HOW TO GET THERE: The easiest way to get to Gulbulsa-ji Temple Site is to take a taxi from the Gyeongju Intercity Bus Terminal. It’ll take 13 minutes, but it’ll cost you around 5,000 won. The cheaper way to get there is to take city bus # 70 from out in front of the Gyeongju Intercity Bus Terminal. However, the bus ride will take about 40 minutes to get to Gulbulsa-ji Temple Site.
OVERALL RATING: 7.5/10. It’s sometimes hard to measure a stone sculpture that stands all alone, so the best thing you can do is compare it to other sculptures in the area. And the two that come to mind first are Bucheobawi and Bucheogol Halmae. The Gulbulsa-ji four-sided sculpture is more impressive to Bucheogol Halmae, but a little less than Bucheobawi. And for that reason, I split it up the middle and give the sculpture the rating I do.
The four-sided sculpture as you approach it from the parking lot trail. Look at the size of the sculpture in comparison to the people to the left.

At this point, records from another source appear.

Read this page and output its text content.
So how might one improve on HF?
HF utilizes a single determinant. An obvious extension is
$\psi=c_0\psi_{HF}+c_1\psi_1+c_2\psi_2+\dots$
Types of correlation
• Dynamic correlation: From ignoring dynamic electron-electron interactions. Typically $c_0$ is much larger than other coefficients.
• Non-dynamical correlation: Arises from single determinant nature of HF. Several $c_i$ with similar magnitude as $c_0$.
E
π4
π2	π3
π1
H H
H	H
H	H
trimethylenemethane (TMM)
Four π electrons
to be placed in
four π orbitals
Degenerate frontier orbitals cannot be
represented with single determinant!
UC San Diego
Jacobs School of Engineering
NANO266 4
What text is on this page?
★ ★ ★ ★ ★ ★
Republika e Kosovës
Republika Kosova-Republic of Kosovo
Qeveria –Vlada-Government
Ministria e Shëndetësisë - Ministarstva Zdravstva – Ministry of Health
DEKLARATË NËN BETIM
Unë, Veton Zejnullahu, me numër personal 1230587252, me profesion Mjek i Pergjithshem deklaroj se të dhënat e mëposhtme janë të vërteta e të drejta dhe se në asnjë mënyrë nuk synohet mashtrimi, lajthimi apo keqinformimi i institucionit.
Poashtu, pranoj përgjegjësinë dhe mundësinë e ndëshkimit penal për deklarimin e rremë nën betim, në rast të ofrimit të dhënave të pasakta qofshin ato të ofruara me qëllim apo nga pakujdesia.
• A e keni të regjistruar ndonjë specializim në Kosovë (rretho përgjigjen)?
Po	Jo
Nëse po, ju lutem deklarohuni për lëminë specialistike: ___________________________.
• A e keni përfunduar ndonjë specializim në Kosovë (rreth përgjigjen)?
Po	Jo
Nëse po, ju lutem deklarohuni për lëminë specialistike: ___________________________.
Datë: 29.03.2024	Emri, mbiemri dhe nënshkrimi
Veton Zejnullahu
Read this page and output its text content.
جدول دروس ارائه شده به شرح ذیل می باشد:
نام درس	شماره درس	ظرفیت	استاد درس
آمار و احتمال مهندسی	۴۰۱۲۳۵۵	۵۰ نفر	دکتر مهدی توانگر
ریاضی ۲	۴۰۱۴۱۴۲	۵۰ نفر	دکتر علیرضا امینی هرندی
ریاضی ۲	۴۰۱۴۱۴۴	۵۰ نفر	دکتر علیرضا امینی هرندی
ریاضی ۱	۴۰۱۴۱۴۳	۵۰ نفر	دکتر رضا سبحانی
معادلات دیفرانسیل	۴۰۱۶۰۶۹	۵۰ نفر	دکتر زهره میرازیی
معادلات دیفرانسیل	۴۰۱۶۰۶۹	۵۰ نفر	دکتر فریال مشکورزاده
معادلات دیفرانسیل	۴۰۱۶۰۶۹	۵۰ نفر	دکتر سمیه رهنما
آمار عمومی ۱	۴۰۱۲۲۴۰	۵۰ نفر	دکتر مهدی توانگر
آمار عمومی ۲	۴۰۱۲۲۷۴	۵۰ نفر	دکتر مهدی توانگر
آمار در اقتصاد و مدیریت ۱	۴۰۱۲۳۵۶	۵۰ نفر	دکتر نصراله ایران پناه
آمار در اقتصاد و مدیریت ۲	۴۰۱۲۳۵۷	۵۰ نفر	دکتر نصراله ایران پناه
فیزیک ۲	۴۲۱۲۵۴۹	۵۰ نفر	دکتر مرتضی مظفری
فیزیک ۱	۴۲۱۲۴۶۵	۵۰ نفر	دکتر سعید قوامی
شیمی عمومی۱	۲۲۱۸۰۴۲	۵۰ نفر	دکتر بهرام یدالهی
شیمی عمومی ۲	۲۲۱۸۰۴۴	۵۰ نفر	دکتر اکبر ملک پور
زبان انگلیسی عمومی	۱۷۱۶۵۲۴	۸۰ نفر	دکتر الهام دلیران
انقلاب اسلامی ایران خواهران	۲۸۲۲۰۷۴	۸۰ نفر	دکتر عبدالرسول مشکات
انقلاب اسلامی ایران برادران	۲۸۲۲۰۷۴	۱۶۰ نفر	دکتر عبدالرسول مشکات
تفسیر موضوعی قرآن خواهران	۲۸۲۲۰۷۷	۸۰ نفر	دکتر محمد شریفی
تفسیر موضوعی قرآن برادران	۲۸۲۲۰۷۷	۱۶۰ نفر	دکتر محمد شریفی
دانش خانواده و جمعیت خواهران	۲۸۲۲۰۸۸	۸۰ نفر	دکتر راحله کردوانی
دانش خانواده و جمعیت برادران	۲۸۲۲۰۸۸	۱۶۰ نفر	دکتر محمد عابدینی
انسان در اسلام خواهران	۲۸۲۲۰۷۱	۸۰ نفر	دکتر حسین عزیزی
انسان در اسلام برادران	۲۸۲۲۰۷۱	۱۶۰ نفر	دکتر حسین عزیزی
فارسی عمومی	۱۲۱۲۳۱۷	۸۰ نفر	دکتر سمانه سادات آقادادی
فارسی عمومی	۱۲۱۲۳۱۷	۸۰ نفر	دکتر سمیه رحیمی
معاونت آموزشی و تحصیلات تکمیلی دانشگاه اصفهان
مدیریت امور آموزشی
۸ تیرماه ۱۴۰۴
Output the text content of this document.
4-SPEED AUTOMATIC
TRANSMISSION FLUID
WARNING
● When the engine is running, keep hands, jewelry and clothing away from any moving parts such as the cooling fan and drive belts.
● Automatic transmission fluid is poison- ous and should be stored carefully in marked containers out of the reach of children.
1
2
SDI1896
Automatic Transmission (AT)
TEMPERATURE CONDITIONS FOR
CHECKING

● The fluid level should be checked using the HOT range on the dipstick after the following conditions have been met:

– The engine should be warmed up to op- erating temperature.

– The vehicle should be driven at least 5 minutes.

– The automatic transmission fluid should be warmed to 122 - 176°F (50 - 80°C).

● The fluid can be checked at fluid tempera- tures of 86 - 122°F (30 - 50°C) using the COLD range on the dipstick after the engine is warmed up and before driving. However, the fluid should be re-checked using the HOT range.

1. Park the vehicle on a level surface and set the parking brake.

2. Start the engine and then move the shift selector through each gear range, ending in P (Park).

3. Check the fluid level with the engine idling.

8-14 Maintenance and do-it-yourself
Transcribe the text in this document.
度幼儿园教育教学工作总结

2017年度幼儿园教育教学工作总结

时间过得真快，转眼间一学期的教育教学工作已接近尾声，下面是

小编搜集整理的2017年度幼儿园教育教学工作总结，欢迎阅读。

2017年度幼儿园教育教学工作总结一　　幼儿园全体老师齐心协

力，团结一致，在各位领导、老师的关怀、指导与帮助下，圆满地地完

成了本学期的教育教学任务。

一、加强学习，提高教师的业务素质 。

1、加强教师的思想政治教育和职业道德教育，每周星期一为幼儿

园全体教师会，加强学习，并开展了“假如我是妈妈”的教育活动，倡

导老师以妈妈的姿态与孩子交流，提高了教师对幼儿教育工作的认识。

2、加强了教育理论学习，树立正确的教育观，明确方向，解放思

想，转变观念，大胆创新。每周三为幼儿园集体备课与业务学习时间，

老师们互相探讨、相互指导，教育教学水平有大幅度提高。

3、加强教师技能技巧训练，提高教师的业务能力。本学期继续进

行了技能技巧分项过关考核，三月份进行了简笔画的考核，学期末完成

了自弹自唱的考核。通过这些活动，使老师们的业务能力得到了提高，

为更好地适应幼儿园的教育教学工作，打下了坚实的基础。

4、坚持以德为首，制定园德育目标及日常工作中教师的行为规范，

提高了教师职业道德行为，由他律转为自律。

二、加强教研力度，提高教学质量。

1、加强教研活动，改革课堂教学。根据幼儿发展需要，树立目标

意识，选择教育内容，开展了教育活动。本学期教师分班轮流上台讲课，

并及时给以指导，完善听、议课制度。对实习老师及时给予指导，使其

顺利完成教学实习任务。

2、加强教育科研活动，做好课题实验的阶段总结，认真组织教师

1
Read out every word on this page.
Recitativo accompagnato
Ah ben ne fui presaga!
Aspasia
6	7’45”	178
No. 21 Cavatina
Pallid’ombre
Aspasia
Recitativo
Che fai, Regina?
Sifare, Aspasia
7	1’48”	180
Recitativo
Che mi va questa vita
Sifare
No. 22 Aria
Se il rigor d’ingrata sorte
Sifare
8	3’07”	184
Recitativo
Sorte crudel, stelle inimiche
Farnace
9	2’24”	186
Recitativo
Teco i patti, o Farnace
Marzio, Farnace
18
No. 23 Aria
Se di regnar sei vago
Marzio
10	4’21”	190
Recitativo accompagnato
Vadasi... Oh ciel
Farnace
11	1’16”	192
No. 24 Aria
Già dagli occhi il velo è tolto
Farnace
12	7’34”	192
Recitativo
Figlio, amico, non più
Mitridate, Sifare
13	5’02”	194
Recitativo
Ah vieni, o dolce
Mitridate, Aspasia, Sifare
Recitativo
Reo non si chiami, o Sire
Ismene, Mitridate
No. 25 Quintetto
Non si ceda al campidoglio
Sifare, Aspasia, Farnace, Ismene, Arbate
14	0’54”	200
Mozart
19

An even closer look as you approach.
The west side of the sculpture with Amita-bul in the centre. He’s flanked on either side by Gwanseeum-bosal to the right and the headless Daesaeji-bosal to the left.
A closer look at Amita-bul (The Buddha of the Western Paradise).
And a closer look at the crowned Gwanseeum-bosal.
To the left, and on the north side of the sculpture, is this sculpture of a Bodhisattva.
The Bodhisattva is joined by this hard to find image of Gwanseeum-bosal.
A look at the north and east side with the image of Yaksayore-bul (The Buddha of Medicine) on the left.
A good look at the medicine bowl holding Yaksayore-bul.
And an even closer look at the serene eyes of Yaksayore-bul.
And the two Bodhisattva sculptures on the south side of the four-sided sculpture.
And one last look down at the sculpture before I was headed up Mt. Sogeumgangsan.